Thursday, April 29, 2010

Douglas Adams— The Ultimate Hitchiker's Guide to the Galaxy

I read this book without any idea what I was getting myself into, and I was really surprised how great this was. The whole thing seemed very british to me. Growing up I remember watching The monty python movies with my family and this book’s humor definitely brought me back to that. The randomness and existentialist over the top humor is great. I loved zaphod beeblebrox his character was hilarious. It was great how stupid he was and gave himself a lobotomy and yet he was the president of the universe. The improbability drive was another favorite aspect of this book. The sort of dark irony of everything and it’s futileness is great and the character that reflects this the best is the super intelligent robot servant who is extremely depressed. It seems that everything in this book is off the wall but has a very reasonable and unfortunate explanation. Another example is the part of the book where it goes off on a tangent to explain how a group of people built a super computer to calculated the meaning of life only to hear that the answer is 42. Something like that is completely random but it’s that sort of answer that could be completely valid to a question so vague and contrived.
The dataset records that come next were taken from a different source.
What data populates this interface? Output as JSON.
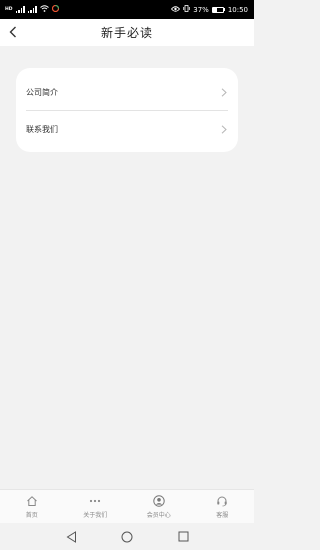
{
  "status_bar": {
    "network_label": "HD",
    "battery_percent": "37%",
    "battery_level": 0.37,
    "time": "10:50"
  },
  "header": {
    "title": "新手必读",
    "back_icon": "chevron-left-icon"
  },
  "menu": {
    "items": [
      {
        "label": "公司简介",
        "icon": "chevron-right-icon"
      },
      {
        "label": "联系我们",
        "icon": "chevron-right-icon"
      }
    ]
  },
  "tabbar": {
    "tabs": [
      {
        "label": "首页",
        "icon": "home-icon"
      },
      {
        "label": "关于我们",
        "icon": "more-dots-icon"
      },
      {
        "label": "会员中心",
        "icon": "user-circle-icon"
      },
      {
        "label": "客服",
        "icon": "headset-icon"
      }
    ]
  },
  "colors": {
    "page_bg": "#f2f2f2",
    "card_bg": "#ffffff",
    "status_bar_bg": "#000000",
    "tab_label": "#888888"
  }
}
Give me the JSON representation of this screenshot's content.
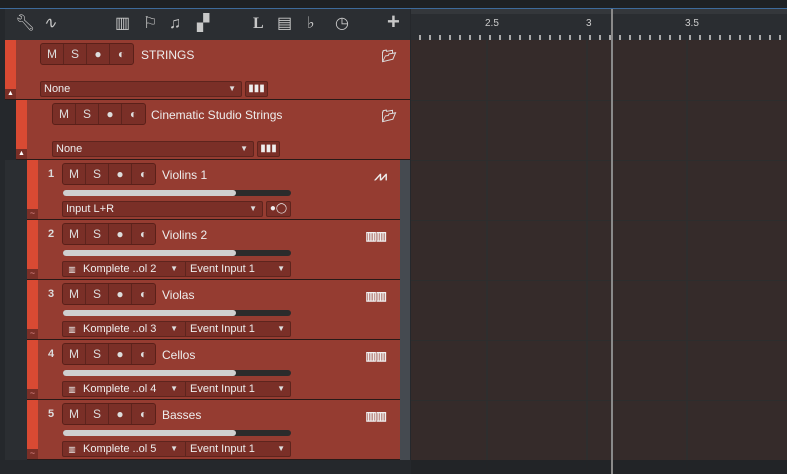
{
  "toolbar": {
    "icons": [
      "wrench-icon",
      "automation-icon",
      "inspector-icon",
      "marker-icon",
      "chord-icon",
      "arranger-icon",
      "lyrics-icon",
      "video-icon",
      "tempo-icon",
      "clock-icon",
      "add-icon"
    ],
    "lyrics_label": "L",
    "add_label": "+"
  },
  "ruler": {
    "labels": [
      "2.5",
      "3",
      "3.5"
    ]
  },
  "folders": [
    {
      "name": "STRINGS",
      "mute": "M",
      "solo": "S",
      "dropdown": "None"
    },
    {
      "name": "Cinematic Studio Strings",
      "mute": "M",
      "solo": "S",
      "dropdown": "None"
    }
  ],
  "tracks": [
    {
      "number": "1",
      "name": "Violins 1",
      "mute": "M",
      "solo": "S",
      "type": "audio",
      "input": "Input L+R",
      "volume": 0.76
    },
    {
      "number": "2",
      "name": "Violins 2",
      "mute": "M",
      "solo": "S",
      "type": "instrument",
      "instrument": "Komplete ..ol 2",
      "input": "Event Input 1",
      "volume": 0.76
    },
    {
      "number": "3",
      "name": "Violas",
      "mute": "M",
      "solo": "S",
      "type": "instrument",
      "instrument": "Komplete ..ol 3",
      "input": "Event Input 1",
      "volume": 0.76
    },
    {
      "number": "4",
      "name": "Cellos",
      "mute": "M",
      "solo": "S",
      "type": "instrument",
      "instrument": "Komplete ..ol 4",
      "input": "Event Input 1",
      "volume": 0.76
    },
    {
      "number": "5",
      "name": "Basses",
      "mute": "M",
      "solo": "S",
      "type": "instrument",
      "instrument": "Komplete ..ol 5",
      "input": "Event Input 1",
      "volume": 0.76
    }
  ],
  "colors": {
    "track": "#953c31",
    "strip": "#d94a33",
    "timeline": "#352b2a"
  }
}
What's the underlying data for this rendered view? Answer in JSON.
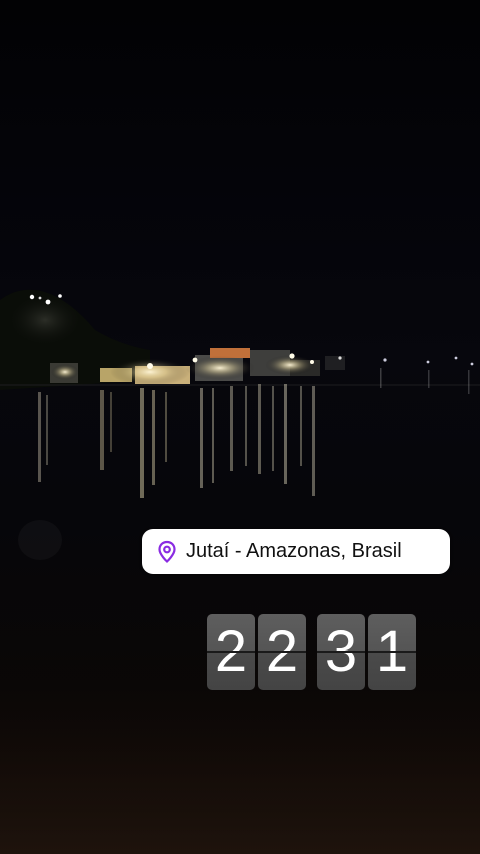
{
  "location_sticker": {
    "icon": "location-pin-icon",
    "text": "Jutaí - Amazonas, Brasil",
    "icon_color": "#8a2be2"
  },
  "clock_sticker": {
    "digits": [
      "2",
      "2",
      "3",
      "1"
    ]
  }
}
This book was an amazing read.

Wednesday, April 28, 2010

Neal Stephenson—Snow Crash

Snow Crash interested me because I heard plenty about it from my friends. “it’s insane, but also really believable” is how it was described. The book takes place in a hypothetical future like the cyberpunk genre kind of implies but this book seemed to have a specific alternate theory for what the economy and government of the future would be like.. Hiro is a hacker and master sword fighter, but compared to the rest of this novel that combination of skill sets doesn’t seem so unfitting. Snow Crash is a pseudo-narcotic in the book that Hiro encounters, and its interesting to think of how drugs of the future will change and affect culture and society. To think how much an impact the introduction of drugs in the 60’s had on culture. I really enjoyed how the book examines the details of snow crash and how it affects the human mind as well as the “meta-verse”
It’s a very interesting concept. Unfortunately I didn’t get to finish Snow Crash but I will definitely come back to it because it has so many interesting a specific theories about the future that seem “insane but also really believable” just the way my friends described.

Neil Gaiman’s American gods

I remember reading some of my brother’s sandman comics and really enjoying them when I was in middle school. Being so young though my short attention span prevented me from perusing the author and reading his other work. I just went on to reading some other comic book or got sucked into some sprawling in-depth story based video game which were kind of the “video game style” of the 90’s play station games. But nonetheless Neil Gaiman’s name had been imprinted in my mind along with his work.
American Gods interested me right off because I knew it dealt with mythology and I always sort of had interest in mythology, and this book fuses the characters with mythology in interesting ways. They actually are the supposed gods from the myths but they’re in very different circumstances. It’s interesting to examine how these gods act in a modern setting, I found it believable. The introduction of shadow in prison was interesting, you learn a lot about his character just by his action in prison and then he learns his wife is dead, so he sort of becomes this clean slate character not really having anything to go back to. Shadow is a great character and same with Mr. Wednesday. I thought it was interesting at the end when shadow accuses Odin of Mr. Wednesdays actions but he explains that although it was him he cant be responsible for Mr. Wednesday’s actions. I’ve read lots a lot of fantasy books like Harry Potter, or Terry Pratchet books, but this book was refreshing because it was definitely a more mature modern fantasy novel.